The other type, the enhancing antibodies, is involved in ADE and helps spread the disease. The dengue virus on infection makes more of the second type. Similarly, the live but weakened viral vaccines also created these two types of antibodies. The enhancing antibodies do not distinguish between serotypes whereas the disease-protecting ones work only on their particular serotype.
Dengvaxia (a tetravalent vaccine against Dengue) is a mixture of four live attenuated viruses. The ideal scenario for a tetravalent vaccine – one with four antigens – is that the immune system recognizes all four viruses and produces antibodies to all of them. Unfortunately, Dengvaxia came out to be physically tetravalent and functionally monovalent, giving only partial immunity against Dengue infection. Thus due to these recent shortcomings, Dengvaxia is not sold on the market and is still undergoing trials.
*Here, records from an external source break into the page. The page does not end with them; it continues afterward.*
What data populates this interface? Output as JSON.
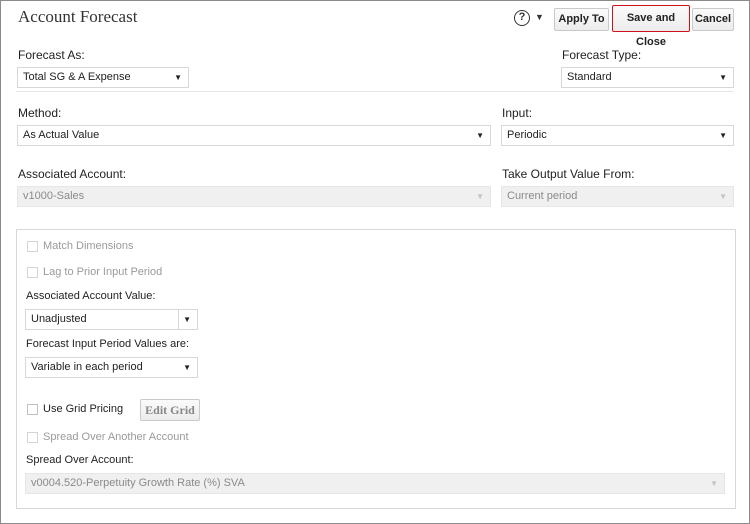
{
  "header": {
    "title": "Account Forecast",
    "help_glyph": "?",
    "help_caret": "▼",
    "apply_label": "Apply To",
    "save_close_label": "Save and Close",
    "cancel_label": "Cancel"
  },
  "forecast_as": {
    "label": "Forecast As:",
    "value": "Total SG & A Expense"
  },
  "forecast_type": {
    "label": "Forecast Type:",
    "value": "Standard"
  },
  "method": {
    "label": "Method:",
    "value": "As Actual Value"
  },
  "input": {
    "label": "Input:",
    "value": "Periodic"
  },
  "associated_account": {
    "label": "Associated Account:",
    "value": "v1000-Sales"
  },
  "take_output": {
    "label": "Take Output Value From:",
    "value": "Current period"
  },
  "panel": {
    "match_dimensions": "Match Dimensions",
    "lag_prior": "Lag to Prior Input Period",
    "assoc_value_label": "Associated Account Value:",
    "assoc_value": "Unadjusted",
    "input_period_label": "Forecast Input Period Values are:",
    "input_period_value": "Variable in each period",
    "use_grid_pricing": "Use Grid Pricing",
    "edit_grid": "Edit Grid",
    "spread_another": "Spread Over Another Account",
    "spread_account_label": "Spread Over Account:",
    "spread_account_value": "v0004.520-Perpetuity Growth Rate (%) SVA"
  },
  "caret": "▼"
}
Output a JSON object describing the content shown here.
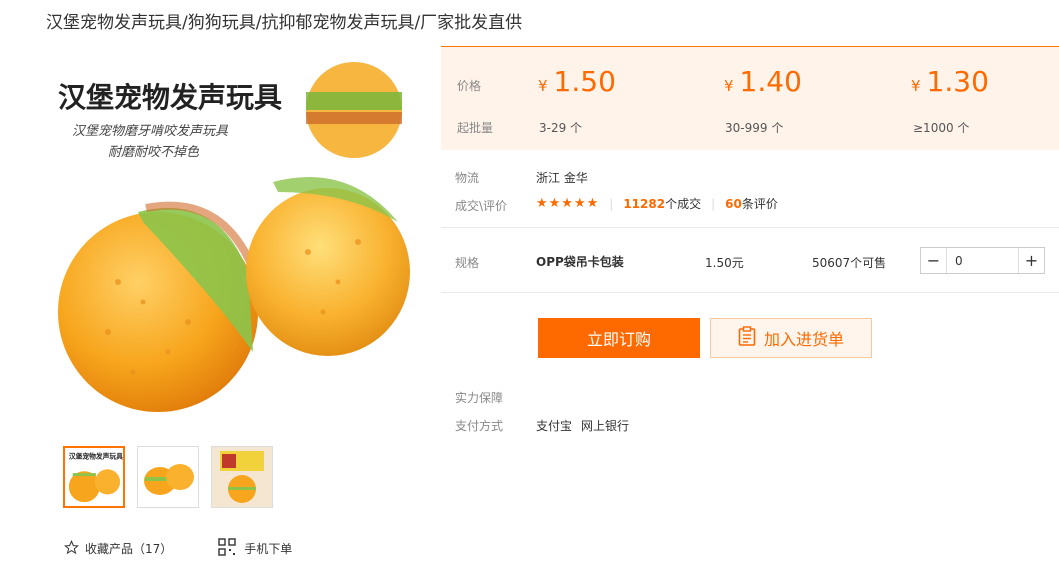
{
  "product": {
    "title": "汉堡宠物发声玩具/狗狗玩具/抗抑郁宠物发声玩具/厂家批发直供",
    "image_text": {
      "headline": "汉堡宠物发声玩具",
      "line1": "汉堡宠物磨牙啃咬发声玩具",
      "line2": "耐磨耐咬不掉色"
    }
  },
  "thumbnails": [
    {
      "name": "thumb-1",
      "headline": "汉堡宠物发声玩具",
      "active": true
    },
    {
      "name": "thumb-2",
      "active": false
    },
    {
      "name": "thumb-3",
      "active": false
    }
  ],
  "bottom_actions": {
    "favorite_label": "收藏产品（17）",
    "mobile_order_label": "手机下单"
  },
  "price_panel": {
    "price_label": "价格",
    "moq_label": "起批量",
    "currency": "¥",
    "tiers": [
      {
        "price": "1.50",
        "range": "3-29 个"
      },
      {
        "price": "1.40",
        "range": "30-999 个"
      },
      {
        "price": "1.30",
        "range": "≥1000 个"
      }
    ]
  },
  "logistics": {
    "label": "物流",
    "value": "浙江 金华",
    "deal_label": "成交\\评价",
    "stars": "★★★★★",
    "deals_count": "11282",
    "deals_suffix": "个成交",
    "reviews_count": "60",
    "reviews_suffix": "条评价",
    "star_count": 5
  },
  "spec": {
    "label": "规格",
    "name": "OPP袋吊卡包装",
    "price": "1.50元",
    "stock": "50607个可售",
    "quantity": "0",
    "minus": "−",
    "plus": "+"
  },
  "buttons": {
    "buy_now": "立即订购",
    "add_to_cart": "加入进货单"
  },
  "service": {
    "guarantee_label": "实力保障",
    "payment_label": "支付方式",
    "payment_methods": [
      "支付宝",
      "网上银行"
    ]
  },
  "colors": {
    "accent": "#ff6a00",
    "panel_bg": "#fff3ea"
  }
}
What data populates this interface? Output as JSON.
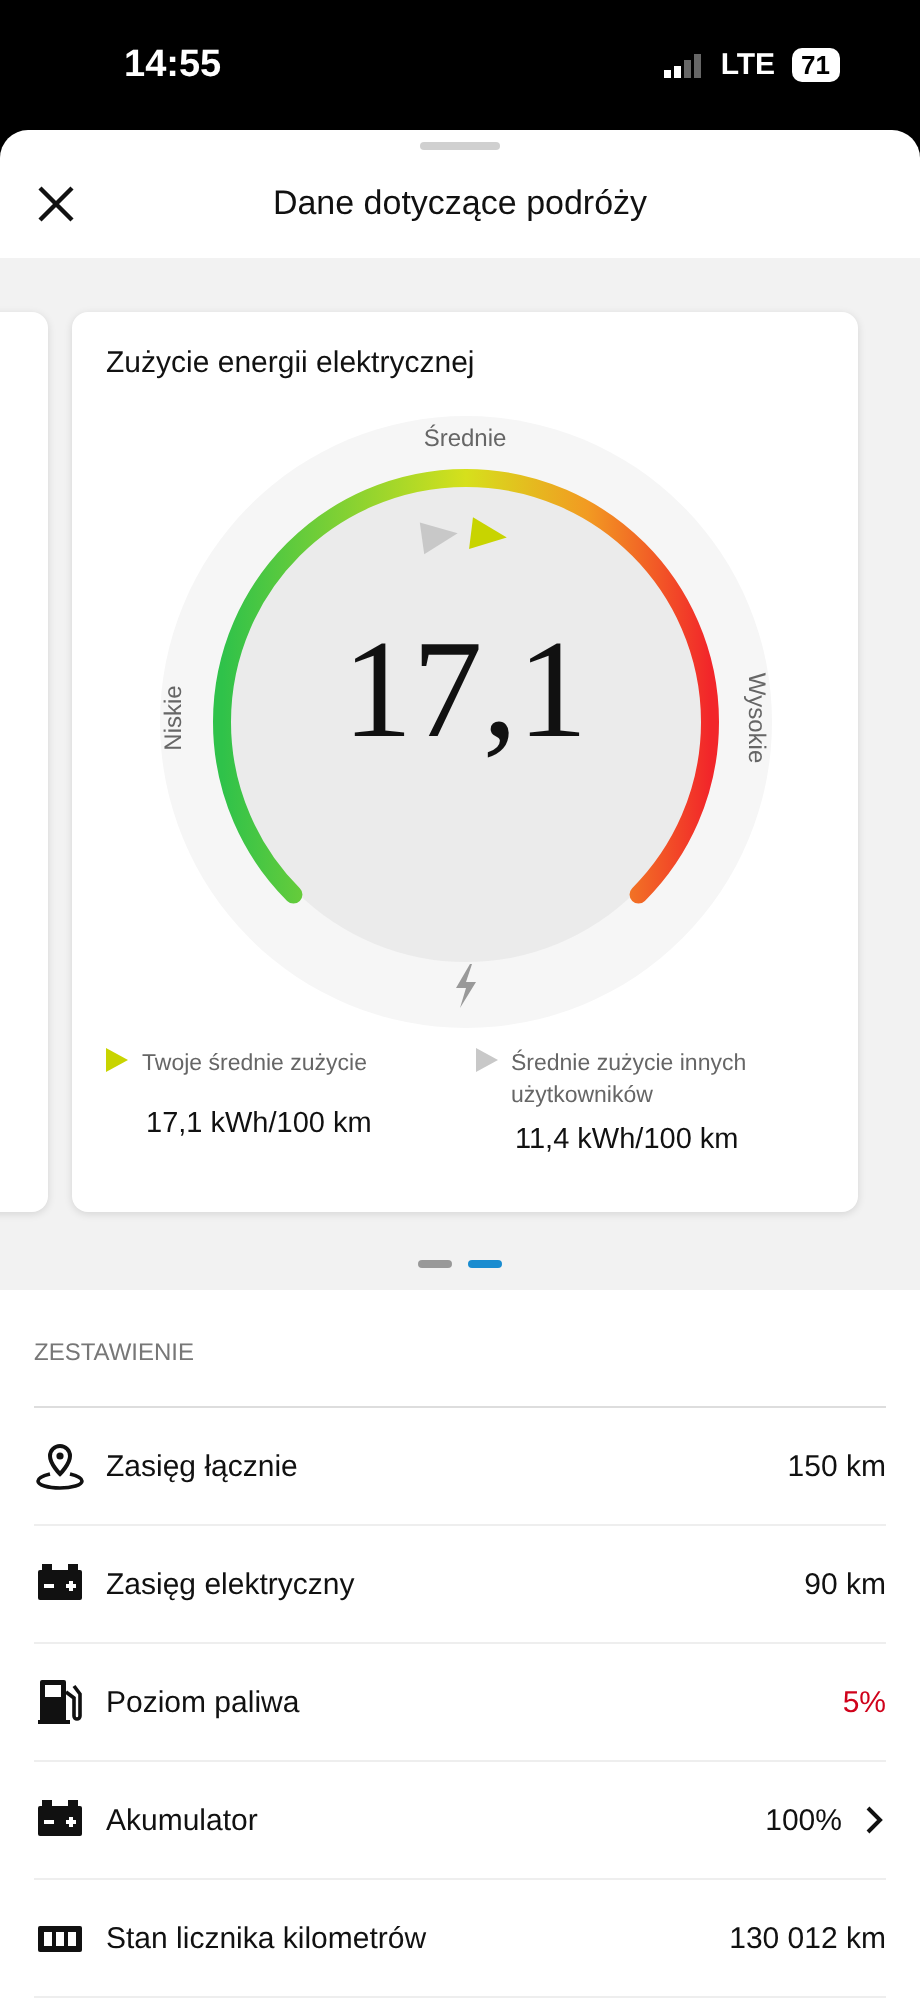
{
  "status_bar": {
    "time": "14:55",
    "network": "LTE",
    "battery": "71"
  },
  "header": {
    "title": "Dane dotyczące podróży"
  },
  "card": {
    "title": "Zużycie energii elektrycznej",
    "gauge": {
      "value": "17,1",
      "label_low": "Niskie",
      "label_mid": "Średnie",
      "label_high": "Wysokie",
      "markers": [
        {
          "kind": "others",
          "color": "#c8c8c8"
        },
        {
          "kind": "yours",
          "color": "#c8d400"
        }
      ]
    },
    "legend": [
      {
        "label": "Twoje średnie zużycie",
        "value": "17,1 kWh/100 km",
        "color": "#c8d400"
      },
      {
        "label": "Średnie zużycie innych użytkowników",
        "value": "11,4 kWh/100 km",
        "color": "#c8c8c8"
      }
    ]
  },
  "pager": [
    {
      "selected": false
    },
    {
      "selected": true
    }
  ],
  "summary": {
    "heading": "ZESTAWIENIE",
    "rows": [
      {
        "kind": "pin",
        "label": "Zasięg łącznie",
        "value": "150 km",
        "alert": false,
        "chevron": false
      },
      {
        "kind": "battery",
        "label": "Zasięg elektryczny",
        "value": "90 km",
        "alert": false,
        "chevron": false
      },
      {
        "kind": "fuel",
        "label": "Poziom paliwa",
        "value": "5%",
        "alert": true,
        "chevron": false
      },
      {
        "kind": "battery",
        "label": "Akumulator",
        "value": "100%",
        "alert": false,
        "chevron": true
      },
      {
        "kind": "odometer",
        "label": "Stan licznika kilometrów",
        "value": "130 012 km",
        "alert": false,
        "chevron": false
      }
    ]
  }
}
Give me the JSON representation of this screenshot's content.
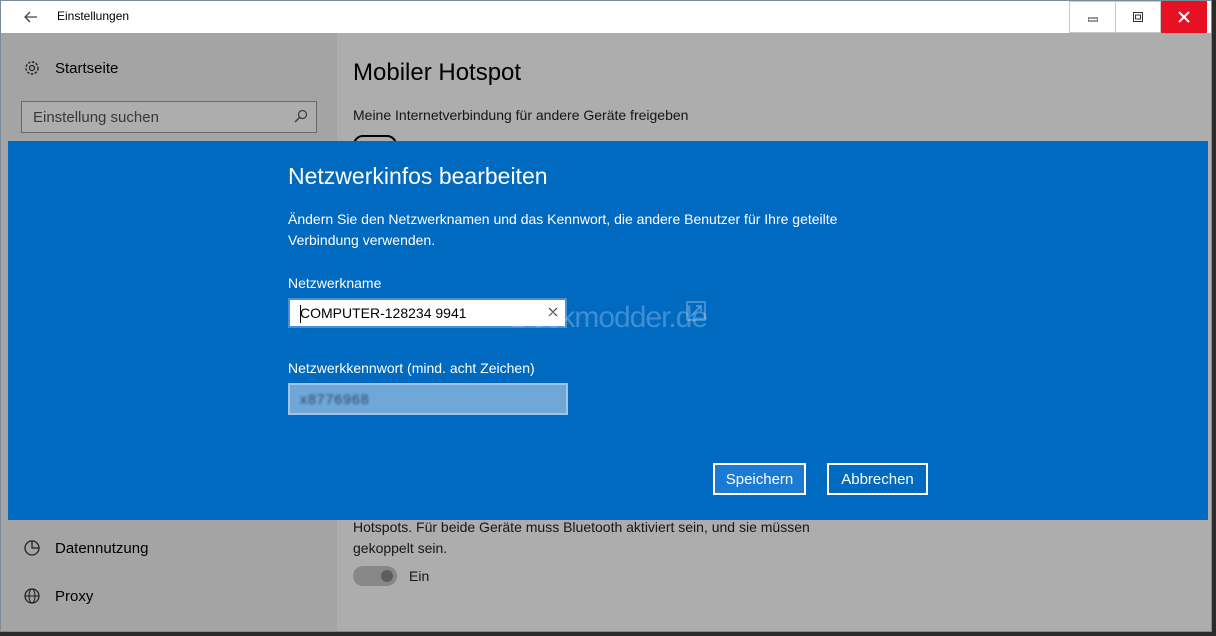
{
  "window": {
    "title": "Einstellungen",
    "icons": {
      "back": "back-arrow-icon",
      "minimize": "minimize-icon",
      "restore": "restore-icon",
      "close": "close-icon"
    }
  },
  "sidebar": {
    "home_label": "Startseite",
    "search_placeholder": "Einstellung suchen",
    "items": [
      {
        "label": "Datennutzung",
        "icon": "data-usage-icon"
      },
      {
        "label": "Proxy",
        "icon": "globe-icon"
      }
    ]
  },
  "main": {
    "title": "Mobiler Hotspot",
    "share_label": "Meine Internetverbindung für andere Geräte freigeben",
    "bluetooth_desc": "Hotspots. Für beide Geräte muss Bluetooth aktiviert sein, und sie müssen gekoppelt sein.",
    "bluetooth_toggle_label": "Ein"
  },
  "dialog": {
    "title": "Netzwerkinfos bearbeiten",
    "description": "Ändern Sie den Netzwerknamen und das Kennwort, die andere Benutzer für Ihre geteilte Verbindung verwenden.",
    "network_name_label": "Netzwerkname",
    "network_name_value": "COMPUTER-128234 9941",
    "password_label": "Netzwerkkennwort (mind. acht Zeichen)",
    "password_value": "x8776968",
    "save_label": "Speichern",
    "cancel_label": "Abbrechen"
  },
  "watermark": "Deskmodder.de",
  "colors": {
    "dialog_bg": "#0069c0",
    "close_btn": "#e81123"
  }
}
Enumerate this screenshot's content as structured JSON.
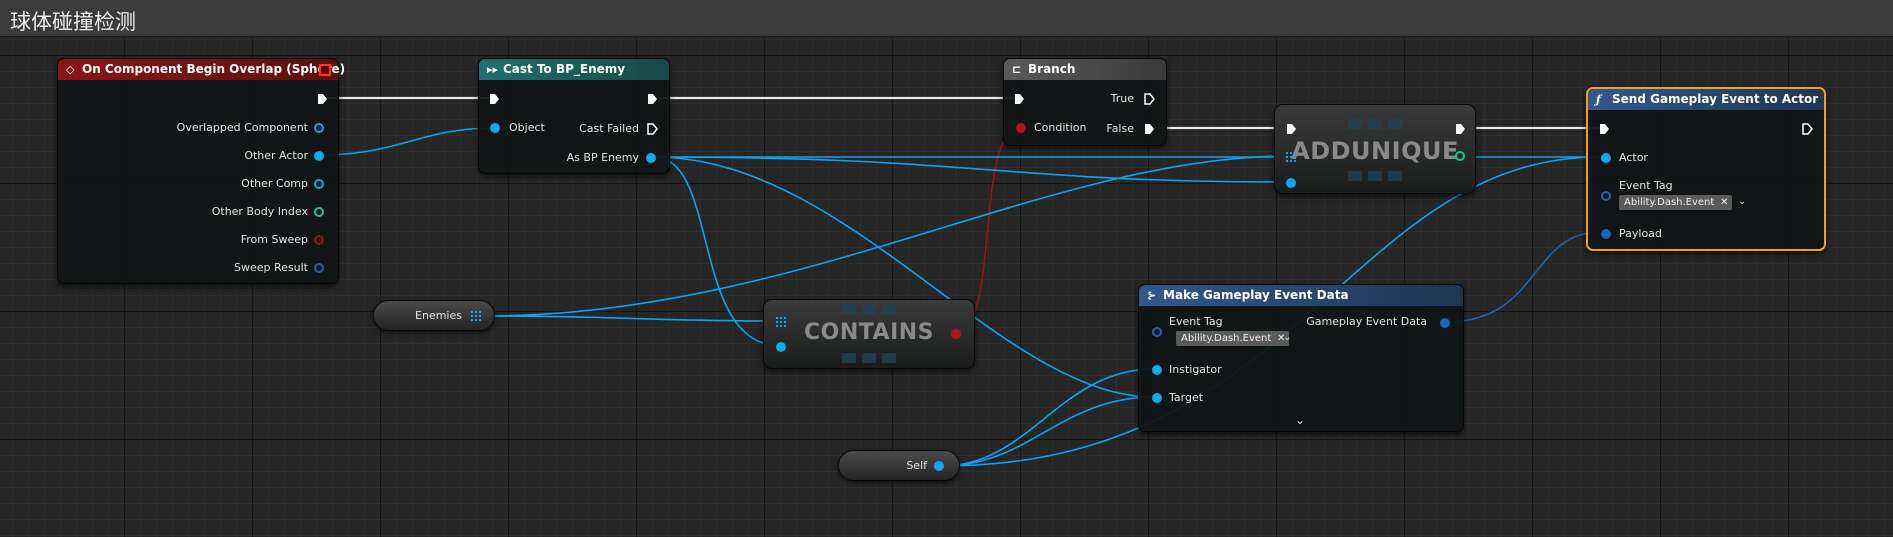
{
  "window": {
    "title": "球体碰撞检测"
  },
  "nodes": {
    "overlap": {
      "title": "On Component Begin Overlap (Sphere)",
      "pins": [
        "Overlapped Component",
        "Other Actor",
        "Other Comp",
        "Other Body Index",
        "From Sweep",
        "Sweep Result"
      ],
      "header_color": "#7a1313"
    },
    "cast": {
      "title": "Cast To BP_Enemy",
      "object_label": "Object",
      "cast_failed_label": "Cast Failed",
      "as_label": "As BP Enemy",
      "header_color": "#1e5e5e"
    },
    "branch": {
      "title": "Branch",
      "true_label": "True",
      "false_label": "False",
      "condition_label": "Condition",
      "header_color": "#4a4a4a"
    },
    "addunique": {
      "title": "ADDUNIQUE"
    },
    "contains": {
      "title": "CONTAINS"
    },
    "send_event": {
      "title": "Send Gameplay Event to Actor",
      "actor_label": "Actor",
      "event_tag_label": "Event Tag",
      "tag_value": "Ability.Dash.Event",
      "payload_label": "Payload",
      "header_color": "#2b4b70",
      "border_color": "#f0a020"
    },
    "make_event": {
      "title": "Make Gameplay Event Data",
      "event_tag_label": "Event Tag",
      "tag_value": "Ability.Dash.Event",
      "output_label": "Gameplay Event Data",
      "instigator_label": "Instigator",
      "target_label": "Target",
      "header_color": "#2b4b70"
    },
    "enemies_var": {
      "label": "Enemies"
    },
    "self_var": {
      "label": "Self"
    }
  },
  "colors": {
    "exec_wire": "#e8e8e8",
    "object_wire": "#0ba4f2",
    "bool_wire": "#9e1212",
    "struct_wire": "#1a64c0"
  },
  "icons": {
    "event": "event-diamond-icon",
    "cast": "cast-arrows-icon",
    "branch": "branch-icon",
    "function": "function-icon",
    "make_struct": "make-struct-icon"
  }
}
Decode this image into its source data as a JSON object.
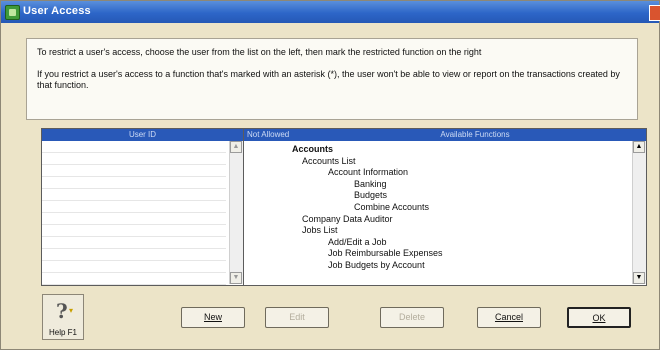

A recent research in molecular biology aimed at producing a vaccine which would induce a protective response against all four stereotypes and ensure that severe dengue is not caused by the vaccine. At present, a team led by the Walter Reed Army Institute of Research has gained new insights into the mechanism of vaccine-induced T cell immunity. Their main thesis is based on the view point that,
“Healthy T cell response may be an important part of immunity to dengue and viral diseases.”
Their study employed samples from a clinical trial for another live-attenuated tetravalent dengue vaccine called TAK-003.
The TAK-003, developed to protect against all four serotypes, has been shown to be safe and immunogenic in small animal models and non-human primates. They focused thorough study into the regulation, gene expression and metabolic pathways of T cells, along with the discovery of a marker, transferrin receptor 1 (TfR1) which showed that T cell immunity is dependent on the availability of specific metabolites.
Collaborative efforts with partner programs suggests that targeting the unique metabolic requirements of the immune cells is thought to provide protection from dengue infection and that it may contribute in the establishment of protective immunity following vaccination. This approach involving T cells (the mainstream immunity providers of the body) may prove valuable in the course of achieving a potent vaccine as it aims altering the genetic regulation and metabolism of T cells.
As the Dengue Vaccine Programs throughout the world are striving to understand mechanisms to boost protection from the infection, there is raising hope that they will achieve their goals in due time. It is now our duty to ensure preventive measures against Dengue on our part and hope for a better vaccine to come into action and eradicate Dengue from the world forever!